RADIUS Services Support on HP Switches

Remote Authentication Dial-In User Service (RADIUS) is a networking protocol that provides centralized Authentication, Authorization, and Accounting (AAA) management for users that connect and use a network service. RADIUS is the transport for AAA services. The services can include the user profiles including storing user credentials, user access policies, and user activity statistics which can reside on the same server. Gateway devices that control network access, such as remote access servers, VPN servers, and network switches, can use the RADIUS protocol to communicate with a RADIUS server for:

  • Authentication — verifying user credentials regarding granted access to their networks.

  • Authorization — verifying user access policy on how much and what kind of resources are allowed for an authenticated user.

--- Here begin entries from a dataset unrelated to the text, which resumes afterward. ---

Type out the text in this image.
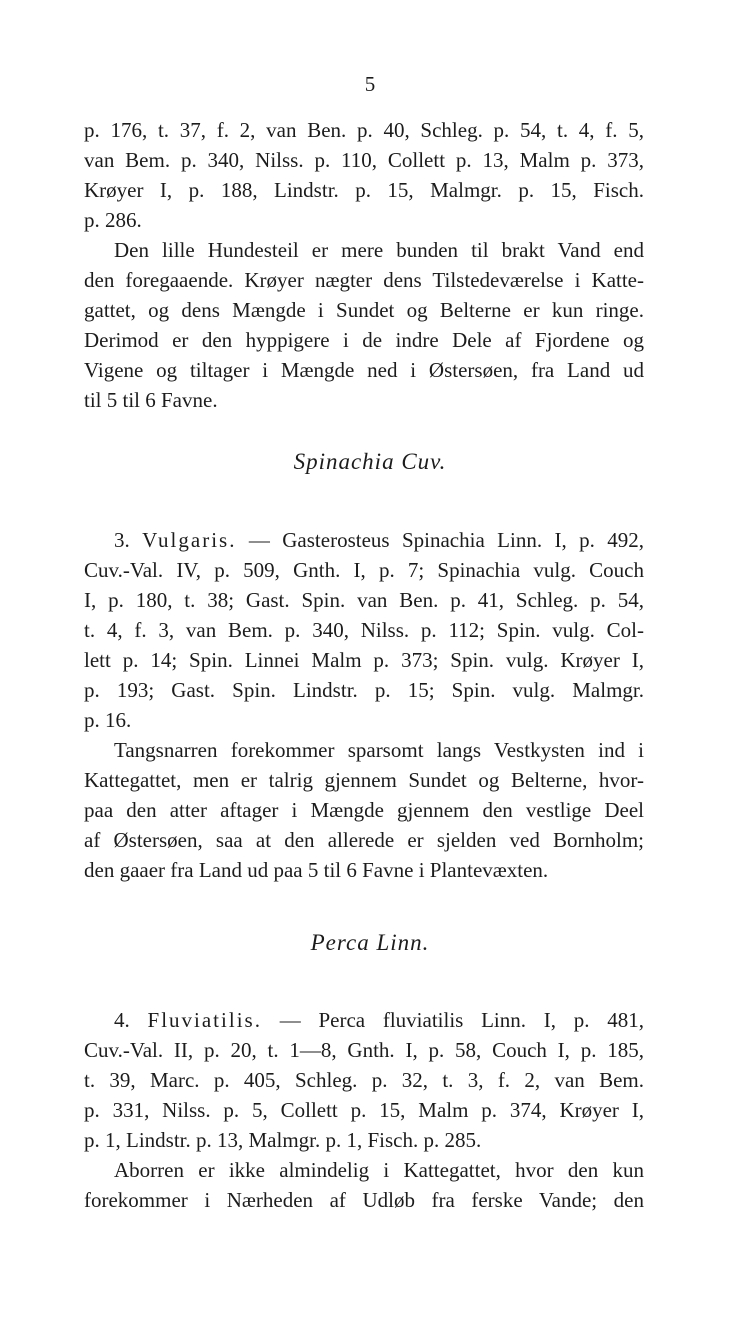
5
p. 176, t. 37, f. 2, van Ben. p. 40, Schleg. p. 54, t. 4, f. 5,
van Bem. p. 340, Nilss. p. 110, Collett p. 13, Malm p. 373,
Krøyer I, p. 188, Lindstr. p. 15, Malmgr. p. 15, Fisch.
p. 286.
Den lille Hundesteil er mere bunden til brakt Vand end
den foregaaende. Krøyer nægter dens Tilstedeværelse i Katte-
gattet, og dens Mængde i Sundet og Belterne er kun ringe.
Derimod er den hyppigere i de indre Dele af Fjordene og
Vigene og tiltager i Mængde ned i Østersøen, fra Land ud
til 5 til 6 Favne.
Spinachia Cuv.
3. Vulgaris. — Gasterosteus Spinachia Linn. I, p. 492,
Cuv.-Val. IV, p. 509, Gnth. I, p. 7; Spinachia vulg. Couch
I, p. 180, t. 38; Gast. Spin. van Ben. p. 41, Schleg. p. 54,
t. 4, f. 3, van Bem. p. 340, Nilss. p. 112; Spin. vulg. Col-
lett p. 14; Spin. Linnei Malm p. 373; Spin. vulg. Krøyer I,
p. 193; Gast. Spin. Lindstr. p. 15; Spin. vulg. Malmgr.
p. 16.
Tangsnarren forekommer sparsomt langs Vestkysten ind i
Kattegattet, men er talrig gjennem Sundet og Belterne, hvor-
paa den atter aftager i Mængde gjennem den vestlige Deel
af Østersøen, saa at den allerede er sjelden ved Bornholm;
den gaaer fra Land ud paa 5 til 6 Favne i Plantevæxten.
Perca Linn.
4. Fluviatilis. — Perca fluviatilis Linn. I, p. 481,
Cuv.-Val. II, p. 20, t. 1—8, Gnth. I, p. 58, Couch I, p. 185,
t. 39, Marc. p. 405, Schleg. p. 32, t. 3, f. 2, van Bem.
p. 331, Nilss. p. 5, Collett p. 15, Malm p. 374, Krøyer I,
p. 1, Lindstr. p. 13, Malmgr. p. 1, Fisch. p. 285.
Aborren er ikke almindelig i Kattegattet, hvor den kun
forekommer i Nærheden af Udløb fra ferske Vande; den
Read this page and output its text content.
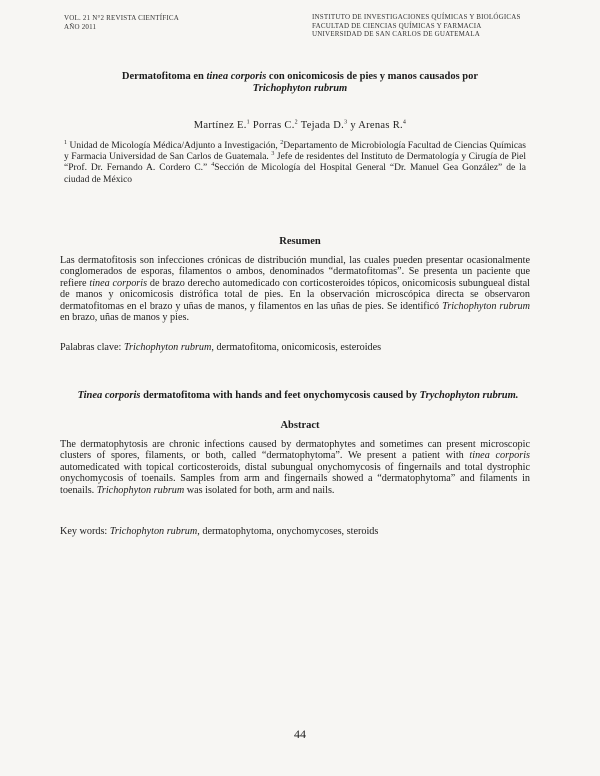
VOL. 21 N°2 REVISTA CIENTÍFICA
AÑO 2011
INSTITUTO DE INVESTIGACIONES QUÍMICAS Y BIOLÓGICAS
FACULTAD DE CIENCIAS QUÍMICAS Y FARMACIA
UNIVERSIDAD DE SAN CARLOS DE GUATEMALA
Dermatofitoma en tinea corporis con onicomicosis de pies y manos causados por
Trichophyton rubrum
Martínez E.$^1$ Porras C.$^2$ Tejada D.$^3$ y Arenas R.$^4$
$^1$ Unidad de Micología Médica/Adjunto a Investigación, $^2$Departamento de Microbiología Facultad de Ciencias Químicas y Farmacia Universidad de San Carlos de Guatemala. $^3$ Jefe de residentes del Instituto de Dermatología y Cirugía de Piel “Prof. Dr. Fernando A. Cordero C.” $^4$Sección de Micología del Hospital General “Dr. Manuel Gea González” de la ciudad de México
Resumen
Las dermatofitosis son infecciones crónicas de distribución mundial, las cuales pueden presentar ocasionalmente conglomerados de esporas, filamentos o ambos, denominados “dermatofitomas”. Se presenta un paciente que refiere tinea corporis de brazo derecho automedicado con corticosteroides tópicos, onicomicosis subungueal distal de manos y onicomicosis distrófica total de pies. En la observación microscópica directa se observaron dermatofitomas en el brazo y uñas de manos, y filamentos en las uñas de pies. Se identificó Trichophyton rubrum en brazo, uñas de manos y pies.
Palabras clave: Trichophyton rubrum, dermatofitoma, onicomicosis, esteroides
Tinea corporis dermatofitoma with hands and feet onychomycosis caused by Trychophyton rubrum.
Abstract
The dermatophytosis are chronic infections caused by dermatophytes and sometimes can present microscopic clusters of spores, filaments, or both, called “dermatophytoma”. We present a patient with tinea corporis automedicated with topical corticosteroids, distal subungual onychomycosis of fingernails and total dystrophic onychomycosis of toenails. Samples from arm and fingernails showed a “dermatophytoma” and filaments in toenails. Trichophyton rubrum was isolated for both, arm and nails.
Key words: Trichophyton rubrum, dermatophytoma, onychomycoses, steroids
44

  • Accounting — keeping statistic information about the user activities for accounting purpose.

This chapter provides information used for configuring CoS (802.1p priority), rate-limiting, and ACL client services on a RADIUS server. For information on configuring client authentication capability on the switch, see RADIUS Authentication, Authorization, and Accounting.

RADIUS services supported on the switch

Service Application Standard RADIUS attribute[a] HP vendor-specific RADIUS attribute (VSA)
CoS (Priority) per-user 59 40
Ingress Rate-Limiting per-user 46
Egress Rate-Limiting per-port2[b] 48
ACLs
IPv6 and/or IPv4 ACEs(NAS-Filter-Rule) per-user 92 61
NAS-Rules-IPv6 (sets IP mode to IPv4-only or IPv4 and IPv6) per-user 63

[a] HP recommends using the Standard RADIUS attribute if available. Where both a standard attribute and a VSA are available, the VSA is maintained for backwards compatibility with configurations based on earlier software releases.

[b] If multiple clients are authenticated on a port where per-port rules are assigned by a RADIUS server, then the most recently assigned rule is applied to the traffic of all clients authenticated on the port.

RADIUS client and server requirements

  • Clients can be dual-stack, IPv4-only or IPv6 only.

  • Client authentication can be through 802.1X, MAC authentication, or web-based authentication. (clients using web-based authentication must be IPv4-capable.)

  • Server must support IPv4 and have an IPv4 address.